What is happening in the hyperconverged market? Just last week, HPE’s results claimed growth in its high-margin Value Compute portfolio of 20% driven by strength in high-performance compute and hyper-converged. The HCI market jumped to nearly $1.5bn in sales during the second quarter of 2018, up 78% year over year, according to data from IDC. Most predictions have it growing between 20% and 50% this year.
But all may not be well at the core, with the Nutanix CEO’s recent blog post accusing VMWare of being a bully. Competition among VMware’s 24,000 partners globally is fierce, and the skills demanded of them are high, which adds to costs. A few weeks ago, US-based hyperconverged vendor Maxta simply closed its doors, having burned through millions of dollars in its ten year life. Others have been sold - Cisco acquiring hyper-converged software developer Springpath for $320m in 2017 and bought 5-year old Skyport Systems last year. HPE also bought hyperconverged network vendor Plexxi, for its software-defined compute and storage capabilities.
It looks like a shake-out as customers, while liking the technology, and knowing that software-defined everything is the future, keep buying, but realise that that price also contains considerable running costs, both in management and hypervisor.
Talking to Scale Computing’s CEO Jeff Ready, whose business in hyperscale – all sold through channels – hit new heights last year and who plans on doubling his partner base again this year, the issue is how the VMware-based products are all similar and hard to manage. And then there is the cost of VMware for many of these systems. “They all need a lot of admin work – IT managers will have a VMware screen open most of the day to monitor the systems.”
Perhaps it is all in the definition: there is hyperconvergence as storage for a VMware environment, which is what most people do, then there is the further integration beyond that, which is what Scale Computing does, he claims. “I have always considered VMware to be my main competitor.”Where you are seeing firms struggle is with being “me-too” forms of storage for VMware. If they don’t get the critical mass or right partnerships in place, there is not a lot of difference between them and why would customers take a chance on smaller companies? There is still room for someone coming in and taking it in a new direction.” For Scale it has certainly been the automation aspect that has driven its growth in the last year.

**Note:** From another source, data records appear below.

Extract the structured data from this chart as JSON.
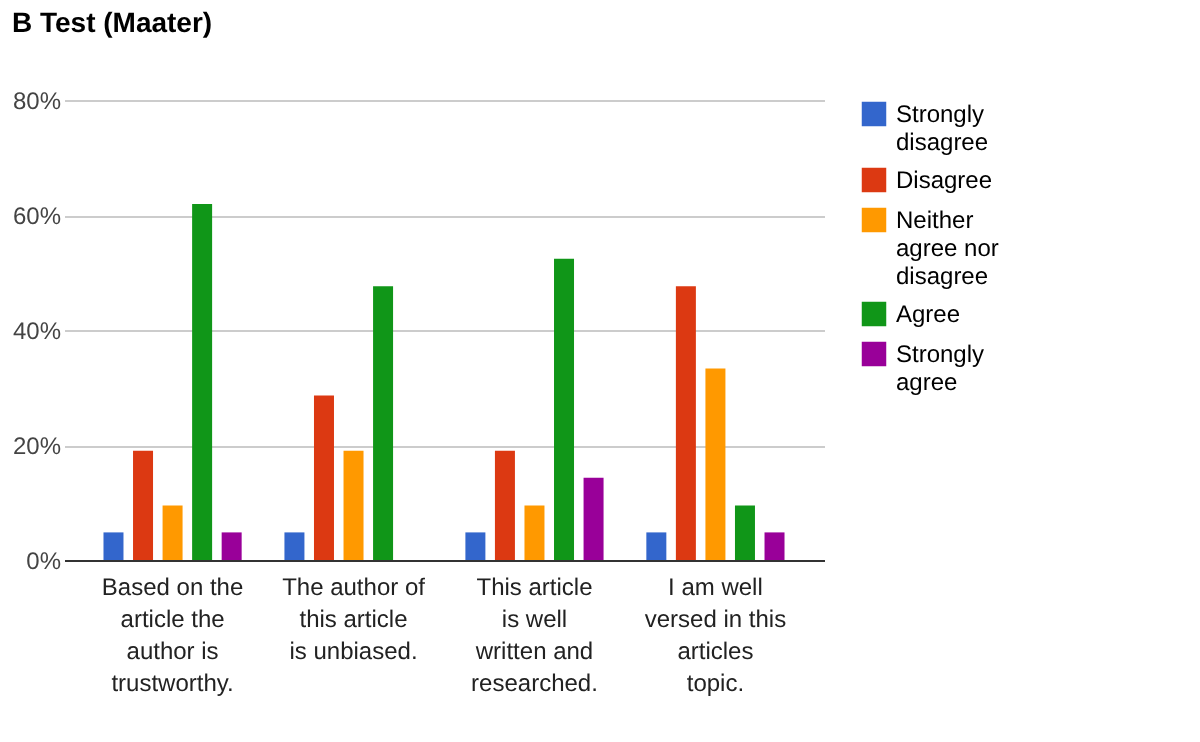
{
  "chart_data": {
    "type": "bar",
    "title": "B Test (Maater)",
    "categories": [
      "Based on the article the author is trustworthy.",
      "The author of this article is unbiased.",
      "This article is well written and researched.",
      "I am well versed in this articles topic."
    ],
    "series": [
      {
        "name": "Strongly disagree",
        "color": "#3366cc",
        "values": [
          4.8,
          4.8,
          4.8,
          4.8
        ]
      },
      {
        "name": "Disagree",
        "color": "#dc3912",
        "values": [
          19.0,
          28.6,
          19.0,
          47.6
        ]
      },
      {
        "name": "Neither agree nor disagree",
        "color": "#ff9900",
        "values": [
          9.5,
          19.0,
          9.5,
          33.3
        ]
      },
      {
        "name": "Agree",
        "color": "#109618",
        "values": [
          61.9,
          47.6,
          52.4,
          9.5
        ]
      },
      {
        "name": "Strongly agree",
        "color": "#990099",
        "values": [
          4.8,
          0,
          14.3,
          4.8
        ]
      }
    ],
    "ylim": [
      0,
      80
    ],
    "yticks": [
      {
        "value": 0,
        "label": "0%"
      },
      {
        "value": 20,
        "label": "20%"
      },
      {
        "value": 40,
        "label": "40%"
      },
      {
        "value": 60,
        "label": "60%"
      },
      {
        "value": 80,
        "label": "80%"
      }
    ],
    "grid": "y",
    "legend": "right"
  }
}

It is clear that Scale itself is finding growth in specific markets such as retail, and at the edge more than the data centre, and that a lower-management message is finding resonance among the mid-sized and SMB customers.
It also means that servers don’t look like servers anymore – new form factors are working at the edge. At this week’s MWC Barcelona, Lenovo will unveil the ThinkSystem SE350 (pictured), an edge server that is just slightly larger than a ThinkPad. This purpose-built server will come to market this summer and is half the width and significantly shorter than a traditional server, making it ideal for deployment in tight spaces. It can be mounted on a wall, stacked on a shelf or mounted in a rack. And Lenovo is a key partner for Scale; Lenovo’s Retail Store Infrastructure solution in partnership with Scale Computing, means retail customers can mini data centers that offer enterprise-class IT infrastructure at the edge of their networks. Ahold Delhaize, an international food retail group headquartered in Zaandam, Netherlands, operates supermarkets and e-commerce businesses across 6,700+ stores in 11 countries, says it has reduced time spent deploying and managing edge IT infrastructure using this solution.
“We are seeing HCI evolving into what it was all along – it is a technology not a product,” he says. There are different versions – but it is effectively virtualized software defined storage that replaces a SAN. It can be used in traditional storage or incorporated into an all in one as we do, or roll it into video surveillance like Pivot 3 do. What we have done at Scale is the hyperconverged bit and then the orchestration. And what we have done is make the system self-healing and while this has nothing to do with hyperconvergence. This has given us success in markets such as SMB with limited resources.”
“What has happened for us over the last year or so is ‘edge computing’ – there are lots of definitions but it simply puts mission critical infrastructure outside the data centre. So this Scale automation tech is allowing us to shine in this space – we can go into places where there are no IT people, and the systems needs to be self-managing. This has emerged as our sweet spot and we are going after it aggressively. Global retailers don’t think about hyperconverged systems they just want a system that runs in the store and looks after itself.”
Lenovo is ahead of the curve in attacking the edge environments where a lot of things are done differently. “You can push an incredible amount of work through these tiny units. We see lots of demand for this, and it will only rise, with the growth of IoT and edge date collection,” he says. And automation is the key – the enterprises are not going to add more people – the systems have to manage themselves.
“On IoT – I have been an IoT sceptic, but I am now seeing what I think is real IoT – a lot is coming from the infrastructure that is used to be operational technology – sensors and things. It is not that the IoT didn’t exist before but there is a new convergence of operational technology with what used to be proprietary into a standard form. Particularly using the new high definition cameras and the new AI chips, a lot more processing just has to happen at the edge - the cloud just can’t handle that sort of data speeds," he concludes.
So ironically, the edge seems to be where the hyperconverged technology is finding a new home.